Dans une enquête menée auprès des infirmières en charge des soins aux personnes atteintes de démence, 98% d’entre elles ont déclaré avoir menti aux patients pour leur propre bien, bien que plus de la moitié ait admis avoir des doutes sur l’éthique du mensonge. Un exemple donné dans le rapport était de permettre à un patient de s’asseoir et d’attendre un bus imaginaire alors qu’il harcelait les infirmières sur la nécessité de prendre un bus.

« La compétence de l’infirmière est de savoir quand utiliser un mensonge thérapeutique et de savoir pourquoi il est nécessaire », a déclaré le chercheur Ian James. « Mais la meilleure chose à faire est de distraire le patient afin que l’infirmière ne se laisse pas entraîner dans la question éthique de dire un mensonge. »

Mentir au sujet des erreurs médicales

Un fait indéniable est que les prestataires de soins de santé et les établissements médicaux ont tendance à dissimuler les erreurs médicales. Cela s’applique notamment au fait de ne pas partager l’information avec les patients et leurs familles. De nombreuses affaires ont récemment été portées devant les tribunaux, un exemple étant celui de Radonda Vaught.

Dans le sondage Medscape mentionné ci-dessus, 12 % des médecins ont déclaré qu’il était acceptable de mentir sur les erreurs médicales et 17 % ont admis l’avoir fait. Les pourcentages pour les infirmières étaient respectivement de 4 % et 6 %.

Une infirmière peut-elle sincèrement dire qu’elle n’a jamais commis d’erreur de médication – même si c’est aussi simple que de consigner l’heure à laquelle le médicament aurait dû être administré alors qu’en fait il ne l’a été que deux heures plus tard.

Fausses entrées ou omissions sur les dossiers des patients

Il y a de plus en plus de rapports de fausses entrées sur les dossiers des patients qui sont exposés dans les tribunaux, à la fois dans des plaintes pour faute professionnelle civile et dans des affaires pénales. Et les fausses entrées ne sont pas seulement contraires à l’éthique, mais des mensonges flagrants pour lesquels les infirmières peuvent être tenues légalement responsables.
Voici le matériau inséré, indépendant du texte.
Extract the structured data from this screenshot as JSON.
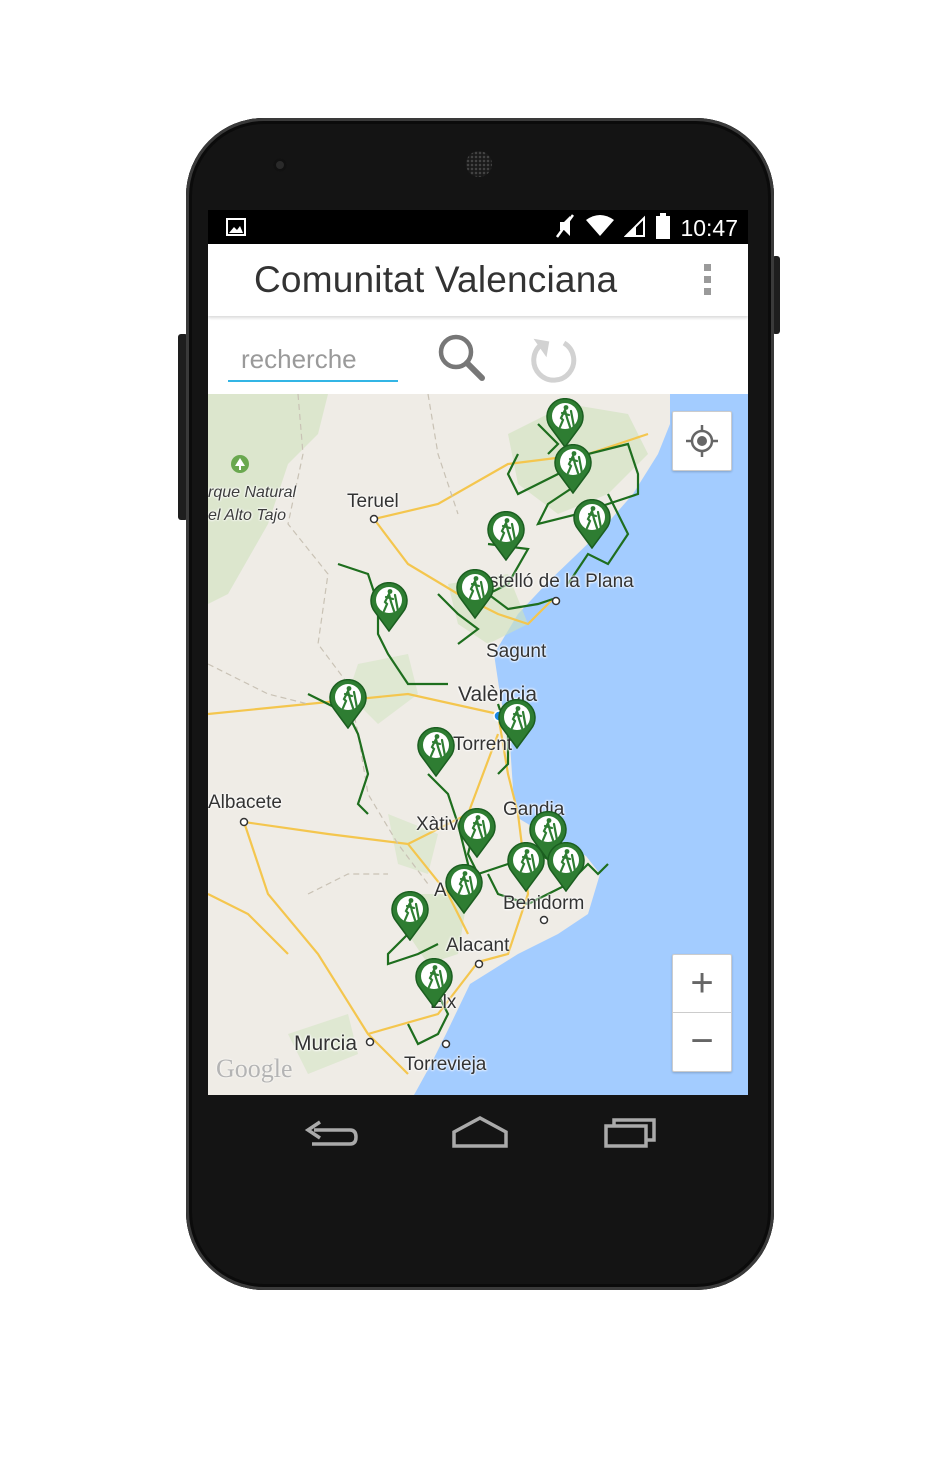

Cela inclut des entrées inexactes sur l’état, les traitements ou les observations du patient. Il s’agit par exemple de déclarer qu’un traitement ou un médicament a été administré alors qu’il ne l’a pas été ; de documenter les heures en termes de moment où un médicament aurait dû être administré alors qu’il l’a été en réalité beaucoup plus tard ; d’inventer des valeurs pour des observations qui n’ont pas été faites ; et de consigner au dossier tous les patients de l’unité à la fin de la journée sans vraiment savoir si ce qui est écrit est exact à ce moment-là.
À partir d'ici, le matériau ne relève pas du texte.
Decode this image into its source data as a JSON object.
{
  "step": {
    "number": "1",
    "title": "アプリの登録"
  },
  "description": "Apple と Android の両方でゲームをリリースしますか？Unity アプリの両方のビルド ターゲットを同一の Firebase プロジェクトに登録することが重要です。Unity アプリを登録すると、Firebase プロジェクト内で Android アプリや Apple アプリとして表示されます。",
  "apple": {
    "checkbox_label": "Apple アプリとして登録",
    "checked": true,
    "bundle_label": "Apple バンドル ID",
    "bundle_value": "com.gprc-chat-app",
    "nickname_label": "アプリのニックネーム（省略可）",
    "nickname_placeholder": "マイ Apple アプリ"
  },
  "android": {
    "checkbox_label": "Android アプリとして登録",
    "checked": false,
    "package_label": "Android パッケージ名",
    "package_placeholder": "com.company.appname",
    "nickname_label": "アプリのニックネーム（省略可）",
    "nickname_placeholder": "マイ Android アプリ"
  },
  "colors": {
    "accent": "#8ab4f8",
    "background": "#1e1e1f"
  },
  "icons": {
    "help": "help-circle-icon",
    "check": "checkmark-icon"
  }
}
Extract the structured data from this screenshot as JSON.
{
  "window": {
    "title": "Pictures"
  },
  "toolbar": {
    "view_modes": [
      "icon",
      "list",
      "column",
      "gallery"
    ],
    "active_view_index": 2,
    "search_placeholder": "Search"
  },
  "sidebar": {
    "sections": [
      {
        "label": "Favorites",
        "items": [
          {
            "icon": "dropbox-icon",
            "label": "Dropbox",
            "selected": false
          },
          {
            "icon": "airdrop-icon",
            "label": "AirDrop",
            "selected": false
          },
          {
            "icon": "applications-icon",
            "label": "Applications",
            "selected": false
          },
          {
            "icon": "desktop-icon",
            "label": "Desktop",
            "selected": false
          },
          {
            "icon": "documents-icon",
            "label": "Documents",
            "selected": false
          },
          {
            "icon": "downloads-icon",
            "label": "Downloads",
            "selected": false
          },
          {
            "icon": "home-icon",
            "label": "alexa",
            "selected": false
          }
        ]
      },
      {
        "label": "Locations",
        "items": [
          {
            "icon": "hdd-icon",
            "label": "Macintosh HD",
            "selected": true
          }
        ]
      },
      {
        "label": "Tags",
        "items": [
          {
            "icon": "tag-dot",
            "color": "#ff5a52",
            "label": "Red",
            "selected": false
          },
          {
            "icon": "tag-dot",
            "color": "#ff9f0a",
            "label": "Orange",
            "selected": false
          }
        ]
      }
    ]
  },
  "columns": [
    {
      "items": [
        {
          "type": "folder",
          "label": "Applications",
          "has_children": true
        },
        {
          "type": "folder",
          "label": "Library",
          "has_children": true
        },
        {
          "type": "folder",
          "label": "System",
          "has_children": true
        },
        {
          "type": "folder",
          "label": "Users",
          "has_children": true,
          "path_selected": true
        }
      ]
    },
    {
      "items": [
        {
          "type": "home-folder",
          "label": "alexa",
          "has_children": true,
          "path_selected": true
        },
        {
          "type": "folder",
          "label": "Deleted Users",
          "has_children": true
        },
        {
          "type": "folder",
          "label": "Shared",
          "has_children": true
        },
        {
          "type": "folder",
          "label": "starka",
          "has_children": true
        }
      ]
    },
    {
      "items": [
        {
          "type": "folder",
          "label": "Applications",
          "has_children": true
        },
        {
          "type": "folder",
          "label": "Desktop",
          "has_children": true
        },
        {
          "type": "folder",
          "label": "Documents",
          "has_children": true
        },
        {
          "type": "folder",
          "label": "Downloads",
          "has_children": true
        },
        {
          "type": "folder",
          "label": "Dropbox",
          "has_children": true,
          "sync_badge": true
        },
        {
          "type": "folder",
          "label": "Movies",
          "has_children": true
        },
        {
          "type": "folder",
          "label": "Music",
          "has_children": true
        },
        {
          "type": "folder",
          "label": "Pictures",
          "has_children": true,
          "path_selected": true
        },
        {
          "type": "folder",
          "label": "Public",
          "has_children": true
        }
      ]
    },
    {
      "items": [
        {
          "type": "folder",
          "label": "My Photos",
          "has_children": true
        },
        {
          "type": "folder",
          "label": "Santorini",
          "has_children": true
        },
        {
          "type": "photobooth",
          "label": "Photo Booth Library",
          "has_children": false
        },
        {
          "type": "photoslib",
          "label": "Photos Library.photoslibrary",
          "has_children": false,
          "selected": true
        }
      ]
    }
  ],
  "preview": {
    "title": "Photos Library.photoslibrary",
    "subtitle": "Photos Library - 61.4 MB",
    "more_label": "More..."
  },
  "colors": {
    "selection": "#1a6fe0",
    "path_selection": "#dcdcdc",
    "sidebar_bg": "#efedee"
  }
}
Et puis il y a les omissions – couvrir les erreurs et les incidents en ne les consignant pas dans le dossier du patient. Dans certaines affaires judiciaires, il est même apparu que des documents ont été falsifiés ultérieurement parce que l’infirmière qui a finalement signé le rapport n’était même pas de service ce jour-là.
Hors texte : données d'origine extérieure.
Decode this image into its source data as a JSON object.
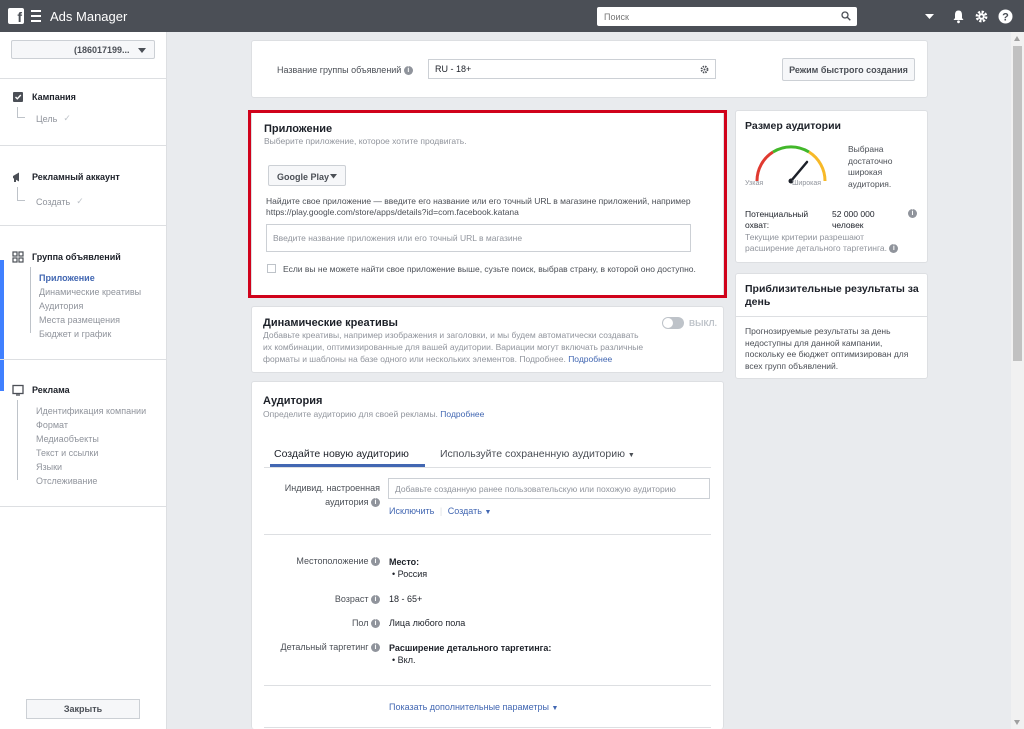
{
  "topbar": {
    "title": "Ads Manager",
    "search_placeholder": "Поиск"
  },
  "sidebar": {
    "account": "(186017199...",
    "campaign": {
      "label": "Кампания",
      "sub": "Цель"
    },
    "ad_account": {
      "label": "Рекламный аккаунт",
      "sub": "Создать"
    },
    "adset": {
      "label": "Группа объявлений",
      "items": [
        "Приложение",
        "Динамические креативы",
        "Аудитория",
        "Места размещения",
        "Бюджет и график"
      ]
    },
    "ad": {
      "label": "Реклама",
      "items": [
        "Идентификация компании",
        "Формат",
        "Медиаобъекты",
        "Текст и ссылки",
        "Языки",
        "Отслеживание"
      ]
    },
    "close_label": "Закрыть"
  },
  "adset_name": {
    "label": "Название группы объявлений",
    "value": "RU - 18+",
    "quick_create_label": "Режим быстрого создания"
  },
  "app_section": {
    "title": "Приложение",
    "subtitle": "Выберите приложение, которое хотите продвигать.",
    "store_label": "Google Play",
    "help_line1": "Найдите свое приложение — введите его название или его точный URL в магазине приложений, например",
    "help_line2": "https://play.google.com/store/apps/details?id=com.facebook.katana",
    "input_placeholder": "Введите название приложения или его точный URL в магазине",
    "checkbox_label": "Если вы не можете найти свое приложение выше, сузьте поиск, выбрав страну, в которой оно доступно."
  },
  "dynamic": {
    "title": "Динамические креативы",
    "toggle_label": "ВЫКЛ.",
    "line1": "Добавьте креативы, например изображения и заголовки, и мы будем автоматически создавать",
    "line2": "их комбинации, оптимизированные для вашей аудитории. Вариации могут включать различные",
    "line3": "форматы и шаблоны на базе одного или нескольких элементов. Подробнее.",
    "link": "Подробнее"
  },
  "audience": {
    "title": "Аудитория",
    "subtitle": "Определите аудиторию для своей рекламы.",
    "subtitle_link": "Подробнее",
    "tab_new": "Создайте новую аудиторию",
    "tab_saved": "Используйте сохраненную аудиторию",
    "custom_label_1": "Индивид. настроенная",
    "custom_label_2": "аудитория",
    "custom_placeholder": "Добавьте созданную ранее пользовательскую или похожую аудиторию",
    "exclude": "Исключить",
    "create": "Создать",
    "location_label": "Местоположение",
    "location_head": "Место:",
    "location_value": "Россия",
    "age_label": "Возраст",
    "age_value": "18 - 65+",
    "gender_label": "Пол",
    "gender_value": "Лица любого пола",
    "detailed_label": "Детальный таргетинг",
    "detailed_head": "Расширение детального таргетинга:",
    "detailed_value": "Вкл.",
    "more_options": "Показать дополнительные параметры"
  },
  "audience_size": {
    "title": "Размер аудитории",
    "gauge_narrow": "Узкая",
    "gauge_wide": "Широкая",
    "desc_lines": [
      "Выбрана",
      "достаточно",
      "широкая",
      "аудитория."
    ],
    "reach_label_1": "Потенциальный",
    "reach_label_2": "охват:",
    "reach_value_1": "52 000 000",
    "reach_value_2": "человек",
    "note_1": "Текущие критерии разрешают",
    "note_2": "расширение детального таргетинга."
  },
  "estimates": {
    "title_1": "Приблизительные результаты за",
    "title_2": "день",
    "lines": [
      "Прогнозируемые результаты за день",
      "недоступны для данной кампании,",
      "поскольку ее бюджет оптимизирован для",
      "всех групп объявлений."
    ]
  }
}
La véracité dans les soins infirmiers – où en sommes-nous ?

Les raisons sous-jacentes pour lesquelles dire la vérité est important est parce que cela montre un respect pour les gens et leur permet le droit à l’autonomie – en leur donnant toutes les informations dont ils ont besoin pour faire leurs propres choix. La véracité peut être violée soit en mentant délibérément, soit également en dissimulant tout ou partie de la vérité ou en la communiquant de manière à induire l’autre personne en erreur.

La véracité est l’un des principes moraux et éthiques de base de la société. Elle est ancrée dans l’éthique médicale et dans les codes éthiques des infirmières.

Cependant, d’après la discussion ci-dessus, il devrait être clair que le fait de cacher toute la vérité aux patients, voire de donner de fausses informations, est ancré dans la pratique infirmière et médicale.

Il est indéniable que, dans certaines circonstances, cacher la vérité à un patient est le choix de la compassion et de la morale – pour le protéger de la détresse mentale et émotionnelle.

En outre, avec le niveau élevé de pression dans les soins de santé aujourd’hui, les préoccupations éthiques passent souvent au second plan par rapport à la réalisation du travail. Il y a d’abord les contraintes de temps, puis tout le monde commence à faire des économies, et finalement, quelque chose que vous savez ne pas être correct devient une pratique quotidienne.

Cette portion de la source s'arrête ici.